Mostramos sua trajetória de glórias como se fosse uma sinfonia e seus movimentos, permeada pela emoção que revela a cada parte o “allegro”, o “andante”, o “adágio” e o “largo”, valendo-se ainda de outras modalidades da música clássica para contar a história, paixões, vitórias e dissabores vividos por este grande artista brasileiro.

Na verdade, é uma sinfonia inacabada, pois a cada dia, João Carlos Martins nos surpreende com sua força de vontade e talento, nos brindando com belas apresentações acompanhado de suas orquestras.

Pisamos a avenida, como quem adentra ao palco de um teatro sob o brilho feérico da ribalta. Cada cantar, cada passo, cada batida, altos e baixos, são notas e tons de uma partitura que se compõe agora em forma de samba, bem mais do que isso, é nossa emoção, nosso coração pulsando, com a mesma garra, o mesmo espírito de luta para superar todo e qualquer obstáculo, é nosso orgulho dizer que a música venceu!


SINOPSE:

Vai! Vai! Divina música, encantar minha escola, inspirar seus poetas com sua poderosa energia; vai e escreve assim, este enredo em partitura, nos leva em sons nessa aventura, a encher o ar de melodias.

Traz do Olimpo, a chama que fulgura, a carruagem de luz que acende a mente dos artistas, tange a lira do delírio da festa mágica da alegria e com seu néctar, vem ungir os pés desses sambistas.

Faz ecoar no vento aos quatro cantos, esse canto em samba e poesia, que percorre em branco e preto, as teclas da história de um artista, que ao piano trilhou o seu destino e dele fez assim a sua lida, com mãos de dedos mágicos e divinos, que pôs-se a tocar sua luta pela música e pela vida.

Torna esta avenida o palco, a pauta onde se compõe a sinfonia, em notas que se juntam a contar uma vida e seus movimentos, a saga das mãos de tantas conquistas.
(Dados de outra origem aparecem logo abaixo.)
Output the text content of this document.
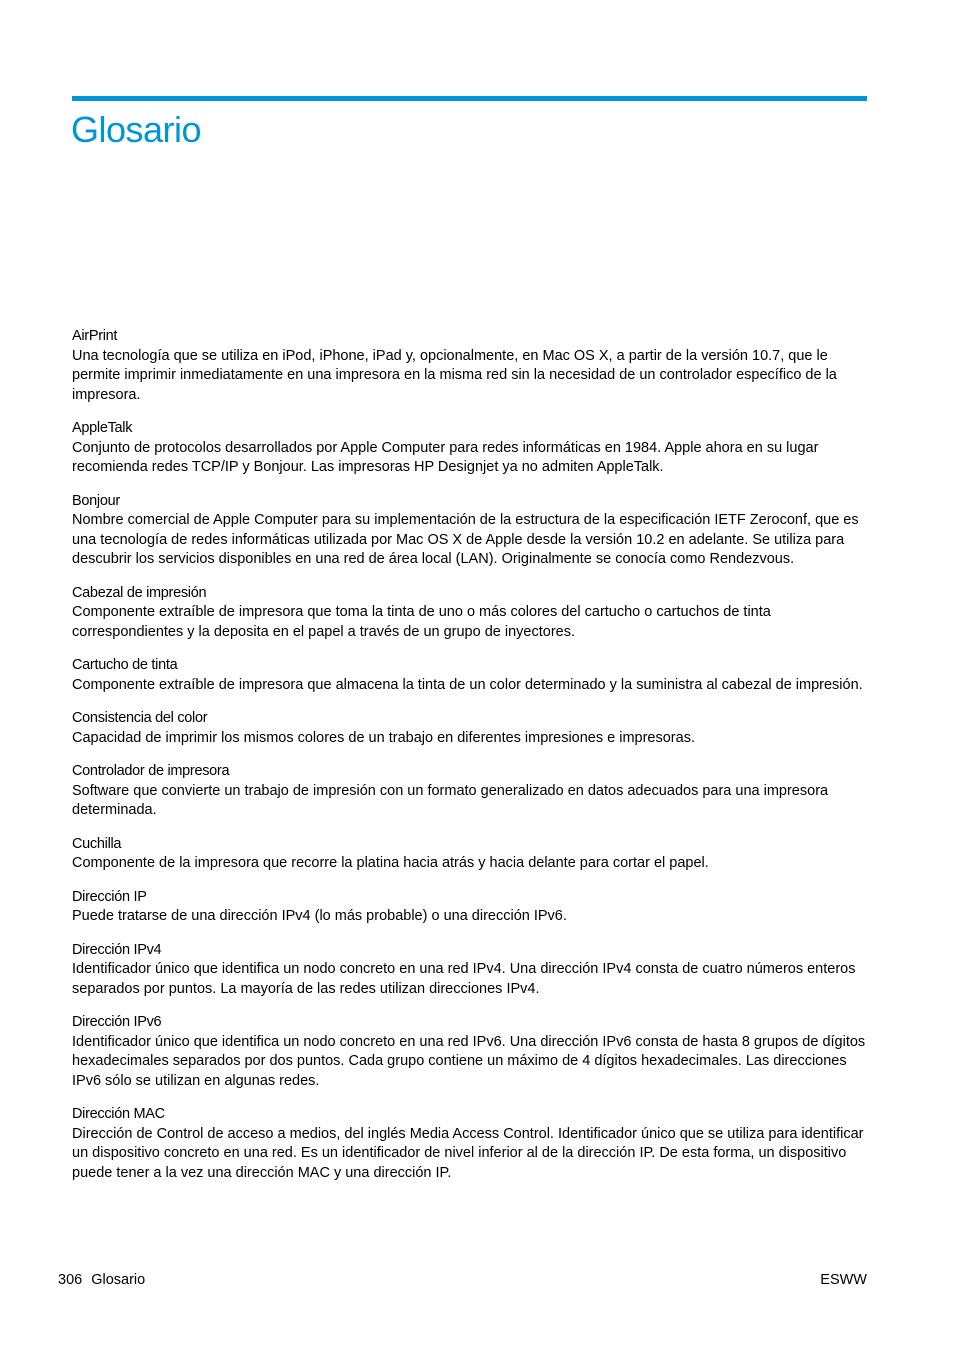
Glosario
AirPrint
Una tecnología que se utiliza en iPod, iPhone, iPad y, opcionalmente, en Mac OS X, a partir de la versión 10.7, que le permite imprimir inmediatamente en una impresora en la misma red sin la necesidad de un controlador específico de la impresora.
AppleTalk
Conjunto de protocolos desarrollados por Apple Computer para redes informáticas en 1984. Apple ahora en su lugar recomienda redes TCP/IP y Bonjour. Las impresoras HP Designjet ya no admiten AppleTalk.
Bonjour
Nombre comercial de Apple Computer para su implementación de la estructura de la especificación IETF Zeroconf, que es una tecnología de redes informáticas utilizada por Mac OS X de Apple desde la versión 10.2 en adelante. Se utiliza para descubrir los servicios disponibles en una red de área local (LAN). Originalmente se conocía como Rendezvous.
Cabezal de impresión
Componente extraíble de impresora que toma la tinta de uno o más colores del cartucho o cartuchos de tinta correspondientes y la deposita en el papel a través de un grupo de inyectores.
Cartucho de tinta
Componente extraíble de impresora que almacena la tinta de un color determinado y la suministra al cabezal de impresión.
Consistencia del color
Capacidad de imprimir los mismos colores de un trabajo en diferentes impresiones e impresoras.
Controlador de impresora
Software que convierte un trabajo de impresión con un formato generalizado en datos adecuados para una impresora determinada.
Cuchilla
Componente de la impresora que recorre la platina hacia atrás y hacia delante para cortar el papel.
Dirección IP
Puede tratarse de una dirección IPv4 (lo más probable) o una dirección IPv6.
Dirección IPv4
Identificador único que identifica un nodo concreto en una red IPv4. Una dirección IPv4 consta de cuatro números enteros separados por puntos. La mayoría de las redes utilizan direcciones IPv4.
Dirección IPv6
Identificador único que identifica un nodo concreto en una red IPv6. Una dirección IPv6 consta de hasta 8 grupos de dígitos hexadecimales separados por dos puntos. Cada grupo contiene un máximo de 4 dígitos hexadecimales. Las direcciones IPv6 sólo se utilizan en algunas redes.
Dirección MAC
Dirección de Control de acceso a medios, del inglés Media Access Control. Identificador único que se utiliza para identificar un dispositivo concreto en una red. Es un identificador de nivel inferior al de la dirección IP. De esta forma, un dispositivo puede tener a la vez una dirección MAC y una dirección IP.
306 Glosario	ESWW
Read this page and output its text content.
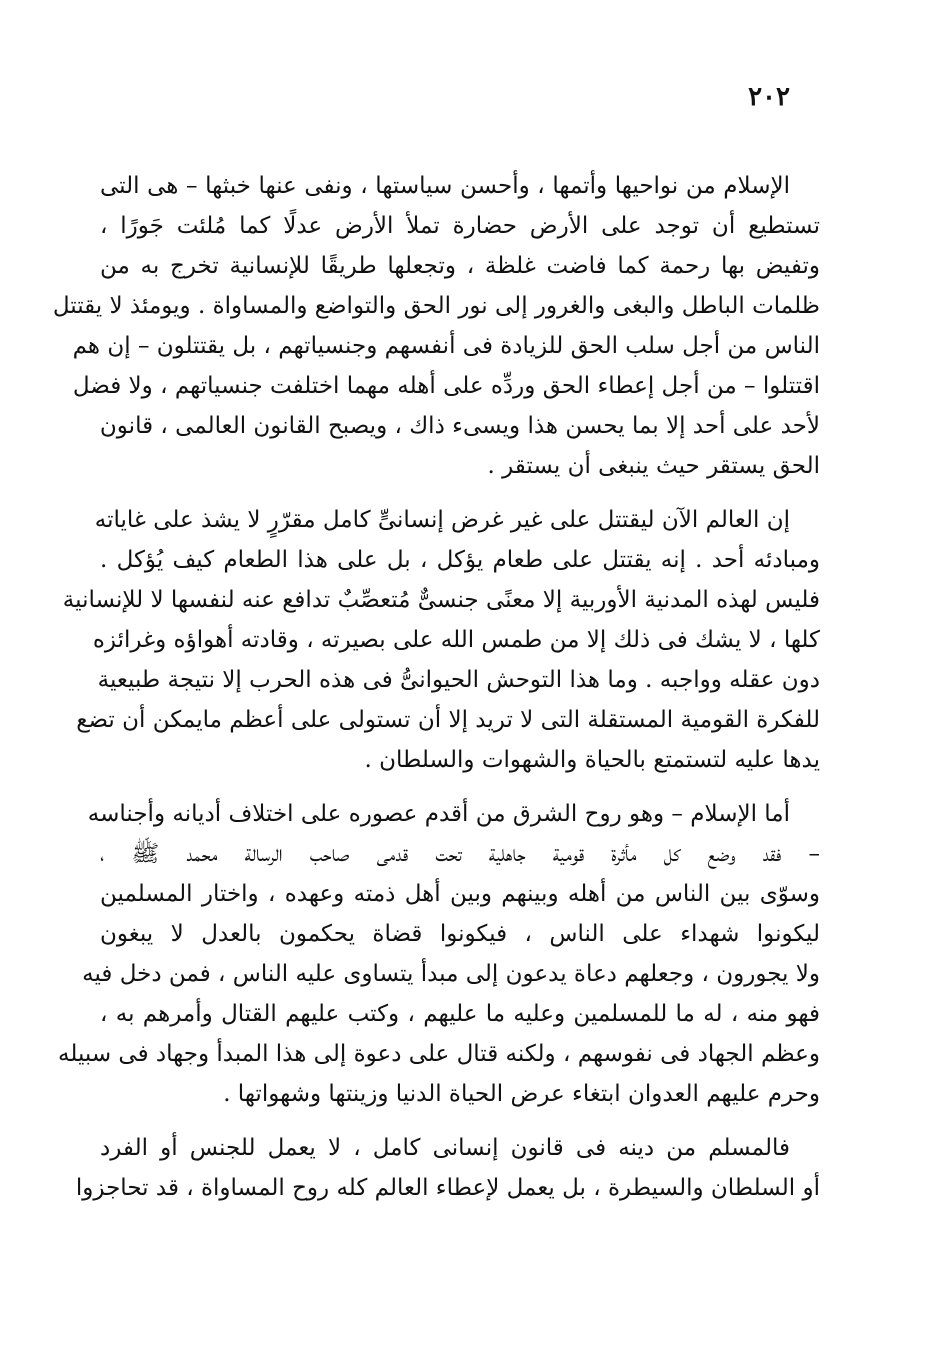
٢٠٢
الإسلام من نواحيها وأتمها ، وأحسن سياستها ، ونفى عنها خبثها – هى التى
تستطيع أن توجد على الأرض حضارة تملأ الأرض عدلًا كما مُلئت جَورًا ،
وتفيض بها رحمة كما فاضت غلظة ، وتجعلها طريقًا للإنسانية تخرج به من
ظلمات الباطل والبغى والغرور إلى نور الحق والتواضع والمساواة . ويومئذ لا يقتتل
الناس من أجل سلب الحق للزيادة فى أنفسهم وجنسياتهم ، بل يقتتلون – إن هم
اقتتلوا – من أجل إعطاء الحق وردِّه على أهله مهما اختلفت جنسياتهم ، ولا فضل
لأحد على أحد إلا بما يحسن هذا ويسىء ذاك ، ويصبح القانون العالمى ، قانون
الحق يستقر حيث ينبغى أن يستقر .
إن العالم الآن ليقتتل على غير غرض إنسانىٍّ كامل مقرّرٍ لا يشذ على غاياته
ومبادئه أحد . إنه يقتتل على طعام يؤكل ، بل على هذا الطعام كيف يُؤكل .
فليس لهذه المدنية الأوربية إلا معنًى جنسىٌّ مُتعصِّبٌ تدافع عنه لنفسها لا للإنسانية
كلها ، لا يشك فى ذلك إلا من طمس الله على بصيرته ، وقادته أهواؤه وغرائزه
دون عقله وواجبه . وما هذا التوحش الحيوانىُّ فى هذه الحرب إلا نتيجة طبيعية
للفكرة القومية المستقلة التى لا تريد إلا أن تستولى على أعظم مايمكن أن تضع
يدها عليه لتستمتع بالحياة والشهوات والسلطان .
أما الإسلام – وهو روح الشرق من أقدم عصوره على اختلاف أديانه وأجناسه
– فقد وضع كل مأثرة قومية جاهلية تحت قدمى صاحب الرسالة محمد ﷺ ،
وسوّى بين الناس من أهله وبينهم وبين أهل ذمته وعهده ، واختار المسلمين
ليكونوا شهداء على الناس ، فيكونوا قضاة يحكمون بالعدل لا يبغون
ولا يجورون ، وجعلهم دعاة يدعون إلى مبدأ يتساوى عليه الناس ، فمن دخل فيه
فهو منه ، له ما للمسلمين وعليه ما عليهم ، وكتب عليهم القتال وأمرهم به ،
وعظم الجهاد فى نفوسهم ، ولكنه قتال على دعوة إلى هذا المبدأ وجهاد فى سبيله
وحرم عليهم العدوان ابتغاء عرض الحياة الدنيا وزينتها وشهواتها .
فالمسلم من دينه فى قانون إنسانى كامل ، لا يعمل للجنس أو الفرد
أو السلطان والسيطرة ، بل يعمل لإعطاء العالم كله روح المساواة ، قد تحاجزوا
Mãos de menino, pequeno príncipe em seu pequeno mundo, de brincadeiras e sonhos; no “allegro” da terna infância, pés e mãos a dividir paixões: bola e piano, pés no chão, mãos à obra, razão e emoção, uma que o faz pisar a terra, outra que toca o céu e o coração.

Que se faça resplandecer hoje, esse seu universo mágico e brilhante, do planeta bola e de tantas estrelas cintilantes, que reluzem inspirações a mente, que refletem nas mãos ávidas, carentes, a vontade de aprender sempre mais.

Descortina a odisséia triunfante, ante a obstinada sede de vencer, como clave de sol a raiar a aurora, como notas a passear na escala, “andante” a brilhar sua aura suave, a voar como ave por esse mundo afora.

Nas asas da liberdade, faz então a viagem, como o som, em velocidade que se propaga pelo ar, nas trilhas que se abrem através dos continentes, ascendendo ao auge como vésper no amanhecer radiante, na cena aberta dos palcos da vida itinerante.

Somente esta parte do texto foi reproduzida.